Cefiderocol treatment did not differ in terms of main outcomes and safety profile from colistin-based regimens. More prospective studies with a larger number of patients are required to confirm our results.
在新冠疫情的头两年,多重耐药菌尤其是耐碳青霉烯类菌株大幅增加,给其治疗带来了重大挑战。头孢地尔似乎是治疗耐碳青霉烯类鲍曼不动杆菌(CR-Ab)的一个不错选择,但迄今为止,现有的指南和证据相互矛盾。
我们回顾性纳入了帕多瓦大学医院(2020年8月至2022年7月)一组感染CR-Ab的患者(接受以黏菌素或头孢地尔为基础的治疗方案),评估30天死亡率的预测因素以及微生物学和临床治疗的差异。
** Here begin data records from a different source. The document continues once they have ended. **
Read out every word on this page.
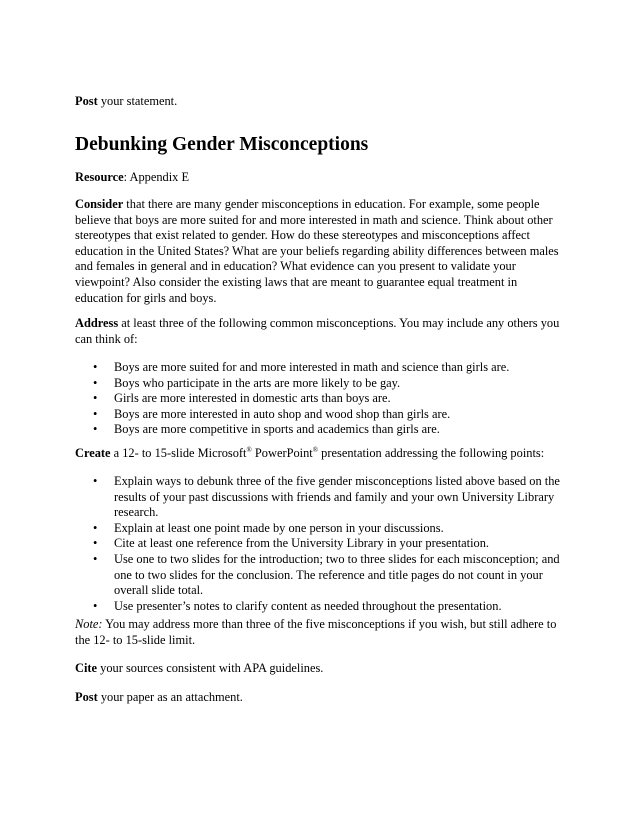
Post your statement.

Debunking Gender Misconceptions

Resource: Appendix E

Consider that there are many gender misconceptions in education. For example, some people believe that boys are more suited for and more interested in math and science. Think about other stereotypes that exist related to gender. How do these stereotypes and misconceptions affect education in the United States? What are your beliefs regarding ability differences between males and females in general and in education? What evidence can you present to validate your viewpoint? Also consider the existing laws that are meant to guarantee equal treatment in education for girls and boys.

Address at least three of the following common misconceptions. You may include any others you can think of:

• Boys are more suited for and more interested in math and science than girls are.
• Boys who participate in the arts are more likely to be gay.
• Girls are more interested in domestic arts than boys are.
• Boys are more interested in auto shop and wood shop than girls are.
• Boys are more competitive in sports and academics than girls are.

Create a 12- to 15-slide Microsoft® PowerPoint® presentation addressing the following points:

• Explain ways to debunk three of the five gender misconceptions listed above based on the results of your past discussions with friends and family and your own University Library research.
• Explain at least one point made by one person in your discussions.
• Cite at least one reference from the University Library in your presentation.
• Use one to two slides for the introduction; two to three slides for each misconception; and one to two slides for the conclusion. The reference and title pages do not count in your overall slide total.
• Use presenter’s notes to clarify content as needed throughout the presentation.

Note: You may address more than three of the five misconceptions if you wish, but still adhere to the 12- to 15-slide limit.

Cite your sources consistent with APA guidelines.

Post your paper as an attachment.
为了评估结果的差异,考虑到抗生素治疗分配的不平衡,采用了倾向评分加权(PSW)方法。
我们纳入了111例患者,68%为男性,中位年龄69岁(四分位间距:59 - 78岁)。抗生素治疗的中位持续时间为13天(四分位间距:11 - 16天)。总共有60例(54.1%)和51例(45.9%)患者分别接受了以头孢地尔和黏菌素为基础的治疗。值得注意的是,53例(47.7%)患者发生血流感染,而58例(52.3%)患者发生肺炎。黏菌素分别与替加环素、美罗培南和磷霉素联合使用的病例比例为96.1%、80.4%和5.8%。头孢地尔分别与磷霉素、替加环素和美罗培南联合使用的病例比例为13.3%、30%和18.3%。在基线时,两个治疗组在年龄(接受黏菌素治疗的患者年龄显著更大)、糖尿病和肥胖的患病率(在接受黏菌素治疗的组中更常见)、住院时间(接受头孢地尔治疗的组更长)以及感染类型(血流感染在接受头孢地尔治疗的组中更常见)方面存在显著差异。黏菌素组发生急性肾损伤的患者比例显著更高。通过使用PSW,两组在死亡率或临床及微生物学治愈方面未出现统计学上的显著差异。未检测到医院死亡率或临床治愈的独立预测因素,而对于住院时间,唯一选定的预测因素是年龄,随着年龄增长(在四分位间距范围内计算),对住院时间延长的非线性效应(非线性P值为0.025)为0.25天(95%置信区间0.10 - 0.39)。
头孢地尔治疗在主要结局和安全性方面与基于黏菌素的治疗方案没有差异。需要更多纳入大量患者的前瞻性研究来证实我们的结果。